Vous aimez aussi la grande forme orchestrale, on le retrouve dans les emprunts issus de la musique classique...

A.P : En effet, et je trouve que la musique actuelle est trop petit. C'est pour cette raison aussi que je ne collabore pas avec un compositeur d'aujourd'hui, je n'ai jamais écouté une musique a priori où je me dit "Super ! Allez, on y va !". Ou alors il faut "taper" dans les stars et là je n'ai pas le budget.

Quelles seraient les stars qui vous intéresseraient ? 
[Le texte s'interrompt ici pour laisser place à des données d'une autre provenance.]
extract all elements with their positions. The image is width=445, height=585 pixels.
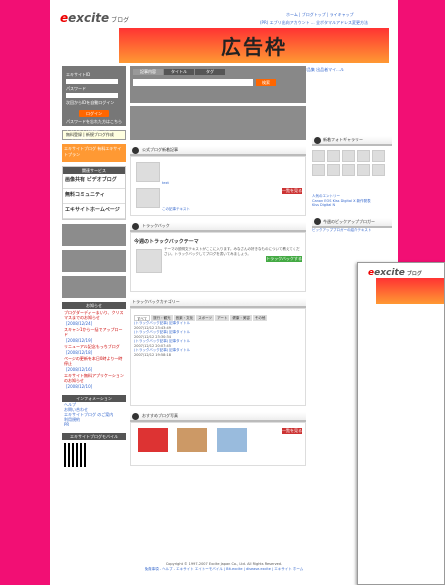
gallery-thumb[interactable] xyxy=(357,150,370,162)
camera-icon xyxy=(314,136,321,144)
site-id-label: エキサイトID xyxy=(66,72,91,77)
gallery-thumb[interactable] xyxy=(342,164,355,176)
blog-thumbnail[interactable] xyxy=(136,162,160,182)
trackback-title[interactable]: 今週のトラックバックテーマ xyxy=(134,238,302,245)
overlay-window[interactable]: eexcite ブログ xyxy=(357,262,445,585)
logo-text: excite xyxy=(68,11,110,25)
gallery-grid xyxy=(312,150,392,176)
blog-link[interactable]: この記事テキスト xyxy=(162,207,190,211)
service-item[interactable]: 画像共有 ビデオブログ xyxy=(63,174,125,189)
ad-block[interactable] xyxy=(62,250,126,272)
blog-thumbnail[interactable] xyxy=(136,187,160,208)
top-links[interactable]: ホーム | ブログトップ | ライキャップ xyxy=(286,12,354,18)
official-icon xyxy=(132,146,139,154)
overlay-logo: eexcite ブログ xyxy=(368,268,422,278)
search-box: 記事内容 タイトル タグ 検索 xyxy=(130,66,306,103)
right-column: 新着フォトギャラリー 人気のエントリー Canon EOS Kiss Digit… xyxy=(312,136,392,232)
category-date: 2007/12/12 19:58:18 xyxy=(134,352,172,357)
ad-block[interactable] xyxy=(62,276,126,298)
photo-thumb[interactable] xyxy=(216,428,247,452)
trackback-icon xyxy=(132,222,139,230)
footer: Copyright © 1997-2007 Excite Japan Co., … xyxy=(50,562,398,572)
page: eexcite ブログ ホーム | ブログトップ | ライキャップ (PR) エブ… xyxy=(50,0,398,585)
overlay-banner xyxy=(376,278,444,304)
gallery-thumb[interactable] xyxy=(372,150,385,162)
trackback-button[interactable]: トラックバックする xyxy=(266,256,302,262)
category-heading: トラックバックカテゴリー xyxy=(130,298,306,308)
site-id-input[interactable] xyxy=(66,79,118,84)
promo-block[interactable] xyxy=(130,106,306,140)
news-date: [2008/12/10] xyxy=(66,384,93,389)
gallery-thumb[interactable] xyxy=(372,164,385,176)
mobile-heading: エキサイトブログモバイル xyxy=(62,433,126,440)
info-link[interactable]: PR xyxy=(62,422,126,427)
login-box: エキサイトID パスワード 次回からIDを自動ログイン ログイン パスワードを忘… xyxy=(62,66,126,140)
qr-code-icon xyxy=(64,443,88,467)
news-link[interactable]: エキサイト無料アプリケーションのお知らせ xyxy=(62,372,126,384)
search-tab[interactable]: タグ xyxy=(195,69,225,75)
services-box: 関連サービス 画像共有 ビデオブログ 無料コミュニティ エキサイトホームページ xyxy=(62,166,126,220)
premium-plan-banner[interactable]: エキサイトブログ 有料エキサイトプラン xyxy=(62,144,126,162)
excite-logo[interactable]: eexcite ブログ xyxy=(60,11,129,25)
login-button[interactable]: ログイン xyxy=(79,110,109,117)
news-box: お知らせ ブログダーディーまいり、クリスマスまでのお知らせ [2008/12/2… xyxy=(62,302,126,389)
blog-link[interactable]: text xyxy=(162,181,169,185)
trackback-pane: 今週のトラックバックテーマ テーマの説明文テキストがここに入ります。みなさんの好… xyxy=(130,232,306,292)
gallery-thumb[interactable] xyxy=(357,164,370,176)
category-tab[interactable]: アート xyxy=(215,315,230,321)
footer-links[interactable]: 免責事項 - ヘルプ - エキサイト エイトーモバイル | Bit.excite… xyxy=(50,567,398,572)
trackback-image xyxy=(136,249,162,273)
photo-thumb[interactable] xyxy=(138,428,168,452)
gallery-thumb[interactable] xyxy=(342,150,355,162)
logo-sub: ブログ xyxy=(111,17,130,24)
ad-block[interactable] xyxy=(62,224,126,246)
pickup-heading: 今週のピックアップブロガー xyxy=(312,217,392,228)
gallery-thumb[interactable] xyxy=(327,150,340,162)
search-tab[interactable]: タイトル xyxy=(164,69,194,75)
service-item[interactable]: エキサイトホームページ xyxy=(63,204,125,219)
gallery-heading: 新着フォトギャラリー xyxy=(312,136,392,146)
search-input[interactable] xyxy=(133,79,253,86)
password-input[interactable] xyxy=(66,93,118,98)
top-links-secondary[interactable]: (PR) エブリ出向アカウント ... 全ボタマルアドレス変更方法 xyxy=(260,20,368,26)
password-label: パスワード xyxy=(66,86,86,91)
service-item[interactable]: 無料コミュニティ xyxy=(63,189,125,204)
search-tab[interactable]: 記事内容 xyxy=(133,69,163,75)
photo-pane: 一覧を見る xyxy=(130,422,306,466)
category-tab[interactable]: 健康・美容 xyxy=(230,315,252,321)
more-button[interactable]: 一覧を見る xyxy=(282,187,302,194)
search-button[interactable]: 検索 xyxy=(256,79,276,86)
remember-checkbox[interactable]: 次回からIDを自動ログイン xyxy=(66,100,122,106)
category-tab[interactable]: その他 xyxy=(252,315,268,321)
pickup-icon xyxy=(314,218,321,225)
gallery-thumb[interactable] xyxy=(312,164,325,176)
ad-banner[interactable]: 広告枠 xyxy=(119,28,389,63)
news-link[interactable]: ページの更新を本日0時より一時停止 xyxy=(62,355,126,367)
official-blog-pane: text この記事テキスト 一覧を見る xyxy=(130,156,306,216)
news-link[interactable]: リニューアル記念もっちブログ xyxy=(62,343,126,350)
trackback-heading: トラックバック xyxy=(130,222,306,232)
banner-text: 広告枠 xyxy=(221,35,287,59)
info-heading: インフォメーション xyxy=(62,395,126,402)
official-blog-heading: 公式ブログ新着記事 xyxy=(130,146,306,156)
category-tab[interactable]: スポーツ xyxy=(196,315,215,321)
main-column: 記事内容 タイトル タグ 検索 公式ブログ新着記事 text この記事テキスト … xyxy=(130,66,306,466)
category-pane: すべて 旅行・観光 音楽・文化 スポーツ アート 健康・美容 その他 (トラック… xyxy=(130,308,306,406)
more-button[interactable]: 一覧を見る xyxy=(282,428,302,434)
news-link[interactable]: スキャン1から一括でアップロード xyxy=(62,326,126,338)
gallery-thumb[interactable] xyxy=(327,164,340,176)
star-icon xyxy=(132,412,139,420)
news-link[interactable]: ブログダーディーまいり、クリスマスまでのお知らせ xyxy=(62,309,126,321)
photo-heading: おすすめブログ写真 xyxy=(130,412,306,422)
services-heading: 関連サービス xyxy=(63,167,125,174)
left-column: エキサイトID パスワード 次回からIDを自動ログイン ログイン パスワードを忘… xyxy=(62,66,126,470)
pickup-text[interactable]: ピックアップブロガーの紹介テキスト xyxy=(312,228,392,233)
forgot-password-link[interactable]: パスワードを忘れた方はこちら xyxy=(66,119,122,125)
news-heading: お知らせ xyxy=(62,302,126,309)
new-blog-button[interactable]: 無料登録 | 新規ブログ作成 xyxy=(62,130,126,140)
gallery-thumb[interactable] xyxy=(312,150,325,162)
photo-thumb[interactable] xyxy=(177,428,208,452)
A.P : La super star c'est Alexandre Desplat mais je n'aime pas tout ce qu'il fait. Il y a des musiques que je trouve extraordinaires comme "The Ghost Writer" de Polanski. Je trouve cette musique délirante, ou aussi le film "Fantastic Mr. Fox", c'est génial ! Mais de manière générale, dans les premiers, deuxièmes ou troisièmes films français, je trouve que c'est tout petit, mais cela doit être une question de budget. Si on n'a pas l'argent,  si on ne veut pas mettre l'argent dans l'interprétation, dans un orchestre, et bien on se débrouille autrement. Cela dépend aussi des choix que l'on veut donner au film. Me concernant, j'aime bien effectivement qu'il y ait un orchestre, je n'ai pas envie que cela soit juste un peu de piano, sinon je peux le faire moi-même. C'est ça que j'aime bien, par exemple, dans les derniers films de Godard, il y a des choix assez éclectiques et assez grands.

D'ailleurs Godard retravaille la musique lui-même. Quand il travaillait avec Delerue et Duhamel, ou quand il empruntait une musique existante, cela fonctionne de la même manière dans les deux cas : il prend la musique, la coupe à l'intérieur, fait des boucles... C'est aussi lui le musicien. Est-ce que vous vous considérez un peu comme le musicien de vos films ?

A.P : Me considérer comme musicien, je ne sais pas, mais en tout cas je n'ai aucun scrupule à remonter les musiques. Il n'y a pas une musique qui ne soit pas montée dans le film, où l'on ait fait des boucles, pour casser le rythme, ou parce qu'il y a un endroit de la musique qui me plait un peu moins, qui correspond un peu moins aux images. Je n'ai aucun scrupule à vouloir mettre plusieurs couches de musiques les unes sur les autres. Pour moi, c'est comme un plan, je peux le couper. On paie les comédiens, on paie le décor, on paie l'équipe, pour la musique c'est pareil, on paie les droits musicaux et du coup après j'estime que je peux en faire ce que je veux dans le film, ou sinon, il ne faut pas me donner les droits. 


 

INTERVIEW RÉALISÉE À PARIS LE 8 MAI 2013 PAR BENOIT BASIRICO.